This creates a select box that can be used as follows.

Sort

https://omekas.aws.ldas.jp/omeka4/s/default/find

Japanese Language Support

Introduction

In the configuration above, for example, there were three types for the title alone. These represent differences in how data is indexed in Apache Solr.

  • dcterms_title_s = Title
  • dcterms_title_txt = Title
  • dcterms_title_txt_ja = Title

For example, using the string “横から見たオムツ姿の赤ちゃんのイラスト” (Illustration of a baby in a diaper seen from the side) as an example:

FieldTypeTerms
dcterms_title_sstring横から見たオムツ姿の赤ちゃんのイラスト
dcterms_title_txttext_general横,か,ら,見,た,オムツ,姿,の,赤,ち,ゃ,ん,の,イラスト
dcterms_title_txt_jatext_ja横,見る,オムツ,姿,赤ちゃん,イラスト
dcterms_title_txt_cjktext_cjk横か,から,ら見,見た,たオ,オム,ムツ,ツ姿,姿の,の赤,赤ち,ちゃ,ゃん,んの,のイ,イラ,ラス,スト
  • *_txt applies the StandardTokenizerFactory tokenizer, where consecutive katakana are indexed as one term and other characters are indexed character by character. (I am not entirely confident about this.)
  • *_txt_ja applies the JapaneseTokenizerFactory tokenizer, which indexes by morphemes.
  • *_txt_cjk applies the CJKBigramFilterFactory filter, which indexes in two-character units.

Due to these differences, you need to configure how Omeka S fields are handled in Apache Solr according to your purposes.

CJK Filter

solr map

For example, let’s add *_txt_cjk, which indexes title values in two-character units.

On the Search manager screen, select “Map Omeka metadata and Solr fields” for the Solr core, then select “Resource (or Item)” and press the “Add new map” button at the top right.

On the following screen, select “*_txt_cjk” for “Solr field.”

After that, perform reindexing.

Filters

Then, referring to the earlier Filters configuration, add “dcterms_title_txt_cjk” as follows.

</admin/search-manager/config/1/configure>

Site

As a result, the following differences emerge.

Searching with dcterms_title_s=イラスト yields 0 results because the values are indexed as complete strings like “横から見たオムツ姿の赤ちゃんのイラスト,” and there is no exact match.

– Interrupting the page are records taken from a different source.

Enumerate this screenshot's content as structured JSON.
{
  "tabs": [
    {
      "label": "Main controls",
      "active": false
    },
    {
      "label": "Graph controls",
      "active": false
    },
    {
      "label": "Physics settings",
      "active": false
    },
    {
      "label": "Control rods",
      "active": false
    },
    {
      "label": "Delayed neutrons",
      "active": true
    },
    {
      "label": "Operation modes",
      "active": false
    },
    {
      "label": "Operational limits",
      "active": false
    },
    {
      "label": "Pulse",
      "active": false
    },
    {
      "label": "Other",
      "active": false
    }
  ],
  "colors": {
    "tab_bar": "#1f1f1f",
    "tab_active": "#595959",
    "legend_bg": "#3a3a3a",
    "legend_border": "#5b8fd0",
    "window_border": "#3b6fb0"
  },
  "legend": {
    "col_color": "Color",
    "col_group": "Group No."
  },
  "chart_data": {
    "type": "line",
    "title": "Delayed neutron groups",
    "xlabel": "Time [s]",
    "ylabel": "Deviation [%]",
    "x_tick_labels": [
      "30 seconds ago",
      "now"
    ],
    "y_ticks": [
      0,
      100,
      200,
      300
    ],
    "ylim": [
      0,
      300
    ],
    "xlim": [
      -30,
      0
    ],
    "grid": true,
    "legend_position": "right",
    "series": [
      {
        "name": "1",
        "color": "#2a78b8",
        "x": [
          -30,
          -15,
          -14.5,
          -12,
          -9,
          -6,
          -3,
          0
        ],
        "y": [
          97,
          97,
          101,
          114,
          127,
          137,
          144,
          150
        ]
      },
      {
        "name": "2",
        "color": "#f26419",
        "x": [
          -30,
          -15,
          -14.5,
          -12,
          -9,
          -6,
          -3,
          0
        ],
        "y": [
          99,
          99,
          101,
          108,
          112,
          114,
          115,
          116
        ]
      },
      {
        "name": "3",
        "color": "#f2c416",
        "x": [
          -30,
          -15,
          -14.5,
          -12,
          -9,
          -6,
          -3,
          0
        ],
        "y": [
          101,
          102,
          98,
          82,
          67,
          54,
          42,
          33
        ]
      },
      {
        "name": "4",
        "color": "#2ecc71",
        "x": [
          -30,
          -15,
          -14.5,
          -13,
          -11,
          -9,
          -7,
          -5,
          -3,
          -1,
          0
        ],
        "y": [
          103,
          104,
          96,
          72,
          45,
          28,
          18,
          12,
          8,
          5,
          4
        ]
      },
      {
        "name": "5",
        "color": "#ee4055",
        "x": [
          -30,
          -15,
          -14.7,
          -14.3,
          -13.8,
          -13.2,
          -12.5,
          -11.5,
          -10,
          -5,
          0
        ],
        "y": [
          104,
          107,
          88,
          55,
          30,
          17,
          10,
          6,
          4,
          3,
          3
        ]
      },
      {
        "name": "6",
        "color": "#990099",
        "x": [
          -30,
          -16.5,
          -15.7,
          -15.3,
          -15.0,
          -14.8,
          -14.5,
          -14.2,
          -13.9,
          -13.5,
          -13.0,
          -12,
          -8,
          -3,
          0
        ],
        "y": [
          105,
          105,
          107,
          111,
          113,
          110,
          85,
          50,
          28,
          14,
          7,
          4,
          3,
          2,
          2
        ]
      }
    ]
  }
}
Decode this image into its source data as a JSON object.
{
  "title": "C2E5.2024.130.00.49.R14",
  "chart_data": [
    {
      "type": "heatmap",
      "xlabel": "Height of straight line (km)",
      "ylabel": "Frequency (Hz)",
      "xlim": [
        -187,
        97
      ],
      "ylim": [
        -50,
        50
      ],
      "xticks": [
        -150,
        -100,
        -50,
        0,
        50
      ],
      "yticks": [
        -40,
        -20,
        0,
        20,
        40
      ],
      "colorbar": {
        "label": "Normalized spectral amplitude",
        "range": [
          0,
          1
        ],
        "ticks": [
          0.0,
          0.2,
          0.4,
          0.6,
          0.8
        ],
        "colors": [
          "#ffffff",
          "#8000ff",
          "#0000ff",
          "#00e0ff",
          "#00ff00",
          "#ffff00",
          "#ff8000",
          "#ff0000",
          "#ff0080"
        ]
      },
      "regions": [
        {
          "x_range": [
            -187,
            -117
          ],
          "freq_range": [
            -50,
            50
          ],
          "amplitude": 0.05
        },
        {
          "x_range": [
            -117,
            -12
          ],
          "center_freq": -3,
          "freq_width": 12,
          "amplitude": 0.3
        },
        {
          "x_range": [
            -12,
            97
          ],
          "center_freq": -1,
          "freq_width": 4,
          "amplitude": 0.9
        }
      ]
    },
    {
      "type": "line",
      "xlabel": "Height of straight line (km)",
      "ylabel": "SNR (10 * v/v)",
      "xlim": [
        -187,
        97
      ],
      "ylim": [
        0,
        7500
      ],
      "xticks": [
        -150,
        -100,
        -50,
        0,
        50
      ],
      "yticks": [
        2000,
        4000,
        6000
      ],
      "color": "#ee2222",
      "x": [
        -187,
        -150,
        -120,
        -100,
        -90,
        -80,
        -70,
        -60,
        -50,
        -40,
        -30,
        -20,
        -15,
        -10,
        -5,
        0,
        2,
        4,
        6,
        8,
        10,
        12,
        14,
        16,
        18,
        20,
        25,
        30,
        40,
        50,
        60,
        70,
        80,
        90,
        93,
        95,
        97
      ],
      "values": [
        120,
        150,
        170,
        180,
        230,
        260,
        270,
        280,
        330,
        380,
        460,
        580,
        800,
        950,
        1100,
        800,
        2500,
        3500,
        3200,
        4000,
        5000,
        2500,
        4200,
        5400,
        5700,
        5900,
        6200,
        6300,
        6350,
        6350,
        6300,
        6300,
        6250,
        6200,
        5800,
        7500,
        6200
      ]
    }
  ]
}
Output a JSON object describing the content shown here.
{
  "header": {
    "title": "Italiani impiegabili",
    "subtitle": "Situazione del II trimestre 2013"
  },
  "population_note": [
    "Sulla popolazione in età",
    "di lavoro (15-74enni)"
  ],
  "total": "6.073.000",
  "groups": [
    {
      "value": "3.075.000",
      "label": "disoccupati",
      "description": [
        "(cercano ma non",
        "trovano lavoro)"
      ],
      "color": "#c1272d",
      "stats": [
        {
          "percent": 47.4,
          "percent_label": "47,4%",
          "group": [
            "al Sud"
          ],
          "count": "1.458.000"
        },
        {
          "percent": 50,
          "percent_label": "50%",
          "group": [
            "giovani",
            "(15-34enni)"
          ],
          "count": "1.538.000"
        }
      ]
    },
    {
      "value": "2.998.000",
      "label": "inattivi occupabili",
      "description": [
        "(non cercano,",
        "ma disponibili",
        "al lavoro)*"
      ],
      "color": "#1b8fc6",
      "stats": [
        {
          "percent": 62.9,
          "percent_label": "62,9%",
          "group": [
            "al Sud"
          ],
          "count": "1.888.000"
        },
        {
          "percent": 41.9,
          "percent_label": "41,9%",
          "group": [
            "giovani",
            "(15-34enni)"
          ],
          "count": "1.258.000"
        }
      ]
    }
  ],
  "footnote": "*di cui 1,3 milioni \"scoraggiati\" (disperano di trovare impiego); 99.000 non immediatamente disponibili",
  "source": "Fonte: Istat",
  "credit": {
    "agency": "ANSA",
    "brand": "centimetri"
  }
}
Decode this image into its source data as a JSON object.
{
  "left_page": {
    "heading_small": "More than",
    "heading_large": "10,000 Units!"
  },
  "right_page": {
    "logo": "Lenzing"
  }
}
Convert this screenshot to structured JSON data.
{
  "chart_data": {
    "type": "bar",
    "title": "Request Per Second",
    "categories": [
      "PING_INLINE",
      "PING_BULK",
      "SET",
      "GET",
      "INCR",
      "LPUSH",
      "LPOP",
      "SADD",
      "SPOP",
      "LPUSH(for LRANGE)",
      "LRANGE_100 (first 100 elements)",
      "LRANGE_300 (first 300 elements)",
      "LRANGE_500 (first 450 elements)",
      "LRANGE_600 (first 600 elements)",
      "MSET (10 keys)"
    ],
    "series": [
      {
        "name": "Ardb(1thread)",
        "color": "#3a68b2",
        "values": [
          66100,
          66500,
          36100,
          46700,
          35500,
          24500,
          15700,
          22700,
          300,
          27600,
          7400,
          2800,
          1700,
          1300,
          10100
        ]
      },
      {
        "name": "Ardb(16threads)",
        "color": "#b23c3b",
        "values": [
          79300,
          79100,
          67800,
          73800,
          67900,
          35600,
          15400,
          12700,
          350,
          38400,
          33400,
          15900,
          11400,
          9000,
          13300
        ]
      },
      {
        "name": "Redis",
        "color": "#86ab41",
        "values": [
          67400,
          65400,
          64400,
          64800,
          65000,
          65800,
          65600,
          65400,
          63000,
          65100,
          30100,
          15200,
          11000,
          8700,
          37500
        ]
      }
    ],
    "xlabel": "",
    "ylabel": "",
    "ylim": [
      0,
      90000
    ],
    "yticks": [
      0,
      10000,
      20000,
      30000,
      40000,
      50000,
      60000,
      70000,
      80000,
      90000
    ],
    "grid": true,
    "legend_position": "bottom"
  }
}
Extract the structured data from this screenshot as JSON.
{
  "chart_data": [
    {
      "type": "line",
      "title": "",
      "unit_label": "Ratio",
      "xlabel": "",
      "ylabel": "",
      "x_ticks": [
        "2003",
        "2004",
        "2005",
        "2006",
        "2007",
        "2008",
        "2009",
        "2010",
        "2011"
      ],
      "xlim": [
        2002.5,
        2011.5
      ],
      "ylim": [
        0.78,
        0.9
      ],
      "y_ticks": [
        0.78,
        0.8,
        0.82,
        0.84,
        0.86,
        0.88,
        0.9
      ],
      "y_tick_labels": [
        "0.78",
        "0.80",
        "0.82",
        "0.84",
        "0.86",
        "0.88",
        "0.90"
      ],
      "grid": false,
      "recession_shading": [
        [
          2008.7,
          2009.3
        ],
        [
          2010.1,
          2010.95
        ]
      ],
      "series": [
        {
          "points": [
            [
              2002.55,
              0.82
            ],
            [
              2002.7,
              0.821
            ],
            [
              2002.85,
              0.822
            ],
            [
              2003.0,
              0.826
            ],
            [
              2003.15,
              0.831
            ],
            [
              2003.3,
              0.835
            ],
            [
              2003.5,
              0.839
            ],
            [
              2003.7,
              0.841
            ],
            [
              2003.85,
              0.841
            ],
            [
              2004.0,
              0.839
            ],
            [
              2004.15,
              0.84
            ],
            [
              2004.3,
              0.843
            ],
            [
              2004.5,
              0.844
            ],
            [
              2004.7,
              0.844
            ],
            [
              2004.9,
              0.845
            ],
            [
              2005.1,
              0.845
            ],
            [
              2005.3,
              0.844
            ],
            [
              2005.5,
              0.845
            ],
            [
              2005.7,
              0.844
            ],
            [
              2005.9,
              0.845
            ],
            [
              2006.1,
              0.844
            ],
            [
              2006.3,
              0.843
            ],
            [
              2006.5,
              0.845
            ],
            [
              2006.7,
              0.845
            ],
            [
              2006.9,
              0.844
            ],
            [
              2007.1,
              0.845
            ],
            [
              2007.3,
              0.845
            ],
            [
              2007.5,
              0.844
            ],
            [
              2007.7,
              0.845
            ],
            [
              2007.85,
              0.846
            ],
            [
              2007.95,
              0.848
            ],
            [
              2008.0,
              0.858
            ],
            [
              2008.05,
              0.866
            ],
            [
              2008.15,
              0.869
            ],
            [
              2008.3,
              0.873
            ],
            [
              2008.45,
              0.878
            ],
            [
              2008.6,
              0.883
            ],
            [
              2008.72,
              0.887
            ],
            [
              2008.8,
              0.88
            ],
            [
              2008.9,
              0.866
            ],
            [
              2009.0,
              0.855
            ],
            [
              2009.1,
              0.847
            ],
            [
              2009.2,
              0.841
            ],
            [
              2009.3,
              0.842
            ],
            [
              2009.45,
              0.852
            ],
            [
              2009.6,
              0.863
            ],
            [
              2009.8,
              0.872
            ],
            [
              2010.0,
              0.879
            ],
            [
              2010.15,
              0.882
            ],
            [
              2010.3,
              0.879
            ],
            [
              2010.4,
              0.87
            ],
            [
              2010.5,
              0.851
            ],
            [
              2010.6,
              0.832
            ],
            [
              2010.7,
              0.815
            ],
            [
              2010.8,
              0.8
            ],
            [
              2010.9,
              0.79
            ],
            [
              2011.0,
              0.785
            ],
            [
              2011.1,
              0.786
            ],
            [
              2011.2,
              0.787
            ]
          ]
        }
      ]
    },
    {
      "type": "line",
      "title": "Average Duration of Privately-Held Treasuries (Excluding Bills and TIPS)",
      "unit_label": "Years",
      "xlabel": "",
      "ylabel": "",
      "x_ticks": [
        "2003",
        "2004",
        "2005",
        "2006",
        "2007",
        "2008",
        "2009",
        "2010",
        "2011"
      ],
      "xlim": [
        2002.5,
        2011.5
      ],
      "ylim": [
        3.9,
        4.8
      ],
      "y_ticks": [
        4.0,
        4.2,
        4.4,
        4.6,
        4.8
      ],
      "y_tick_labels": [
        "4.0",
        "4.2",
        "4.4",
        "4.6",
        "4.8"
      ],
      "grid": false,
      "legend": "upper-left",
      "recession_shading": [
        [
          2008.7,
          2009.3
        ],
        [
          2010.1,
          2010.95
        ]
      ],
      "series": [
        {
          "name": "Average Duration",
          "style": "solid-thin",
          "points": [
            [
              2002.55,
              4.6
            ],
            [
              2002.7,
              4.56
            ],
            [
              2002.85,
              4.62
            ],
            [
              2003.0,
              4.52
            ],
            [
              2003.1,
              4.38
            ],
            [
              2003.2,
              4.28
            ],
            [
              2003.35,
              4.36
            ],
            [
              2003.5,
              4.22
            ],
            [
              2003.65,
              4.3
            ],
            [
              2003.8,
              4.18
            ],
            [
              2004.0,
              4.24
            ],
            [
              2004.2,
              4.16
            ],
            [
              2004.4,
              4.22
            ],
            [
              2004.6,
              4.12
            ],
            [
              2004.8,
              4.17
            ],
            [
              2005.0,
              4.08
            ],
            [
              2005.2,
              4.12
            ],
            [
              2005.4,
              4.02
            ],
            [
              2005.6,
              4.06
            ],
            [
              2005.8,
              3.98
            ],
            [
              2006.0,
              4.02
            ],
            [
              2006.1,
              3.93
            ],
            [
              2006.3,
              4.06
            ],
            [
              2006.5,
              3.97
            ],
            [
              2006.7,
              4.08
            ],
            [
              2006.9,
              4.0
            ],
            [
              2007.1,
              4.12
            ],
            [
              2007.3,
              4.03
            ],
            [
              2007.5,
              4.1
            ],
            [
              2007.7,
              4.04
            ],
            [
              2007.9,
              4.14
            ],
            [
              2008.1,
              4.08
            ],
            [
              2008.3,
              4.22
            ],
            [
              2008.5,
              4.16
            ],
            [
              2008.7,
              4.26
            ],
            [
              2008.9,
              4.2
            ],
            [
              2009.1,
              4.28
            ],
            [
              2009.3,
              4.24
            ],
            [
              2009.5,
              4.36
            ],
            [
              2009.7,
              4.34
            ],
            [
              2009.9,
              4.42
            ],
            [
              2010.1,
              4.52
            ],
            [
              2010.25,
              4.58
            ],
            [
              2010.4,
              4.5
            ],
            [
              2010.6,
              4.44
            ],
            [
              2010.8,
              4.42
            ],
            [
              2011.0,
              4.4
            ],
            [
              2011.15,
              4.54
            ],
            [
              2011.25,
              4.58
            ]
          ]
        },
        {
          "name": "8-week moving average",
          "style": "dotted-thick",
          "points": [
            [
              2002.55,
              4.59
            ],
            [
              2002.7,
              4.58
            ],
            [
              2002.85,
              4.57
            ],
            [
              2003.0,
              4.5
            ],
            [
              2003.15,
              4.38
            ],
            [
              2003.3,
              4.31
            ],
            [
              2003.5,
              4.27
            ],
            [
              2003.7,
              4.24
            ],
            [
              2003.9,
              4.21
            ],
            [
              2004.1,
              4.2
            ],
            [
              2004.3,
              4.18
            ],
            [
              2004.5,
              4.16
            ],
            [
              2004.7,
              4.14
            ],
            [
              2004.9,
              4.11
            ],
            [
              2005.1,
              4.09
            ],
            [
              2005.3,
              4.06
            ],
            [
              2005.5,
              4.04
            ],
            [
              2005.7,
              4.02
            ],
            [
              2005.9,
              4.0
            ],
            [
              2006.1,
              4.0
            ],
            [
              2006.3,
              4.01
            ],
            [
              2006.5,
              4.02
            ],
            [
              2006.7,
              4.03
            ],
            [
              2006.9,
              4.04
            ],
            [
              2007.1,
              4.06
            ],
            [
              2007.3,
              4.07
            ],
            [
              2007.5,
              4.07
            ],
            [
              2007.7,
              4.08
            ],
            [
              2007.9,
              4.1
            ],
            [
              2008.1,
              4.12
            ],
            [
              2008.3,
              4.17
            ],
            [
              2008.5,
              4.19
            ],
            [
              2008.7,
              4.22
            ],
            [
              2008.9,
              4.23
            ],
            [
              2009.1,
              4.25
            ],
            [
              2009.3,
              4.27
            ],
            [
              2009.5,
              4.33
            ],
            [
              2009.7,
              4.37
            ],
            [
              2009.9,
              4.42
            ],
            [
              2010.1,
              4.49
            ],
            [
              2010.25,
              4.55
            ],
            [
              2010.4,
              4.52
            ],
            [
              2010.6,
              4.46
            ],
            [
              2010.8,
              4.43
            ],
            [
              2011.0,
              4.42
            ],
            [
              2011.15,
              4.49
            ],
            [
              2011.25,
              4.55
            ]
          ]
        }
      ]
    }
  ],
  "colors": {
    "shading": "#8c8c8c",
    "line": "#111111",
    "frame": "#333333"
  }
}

On the other hand, searching with dcterms_title_txt_cjk=イラスト yields 2 results because the values are indexed as bigrams like “イラ,ラス,スト,” and the search term “イラスト” is processed similarly, matching items containing the string “イラスト.”

Reference

Let’s check how _txt_cjk and _txt_ja each index data.

_txt_cjk

Target Strings

  • 横から見たオムツ姿の赤ちゃんのイラスト
  • 【タイトルを更新】赤ちゃんの胸囲の測定のイラスト
  • iiif presentation api v3のマニフェスト

Results

</solr/#/mycol1/schema?field=dcterms_title_txt_cjk>

Term FrequencyTerm
3スト
2イラ
ゃん
んの
のイ
ラス
赤ち
ちゃ
1ら見
の赤
たオ
フェ
ムツ
を更
presentation
の胸
オム
の測
から
ェス
タイ
ツ姿
トル
ニフ
測定
マニ
のマ
更新
ルを
囲の
定の
姿の
イト
横か
v3
胸囲
見た
iiif
api

Excluding English, we can confirm that the text is indexed as two-character segments.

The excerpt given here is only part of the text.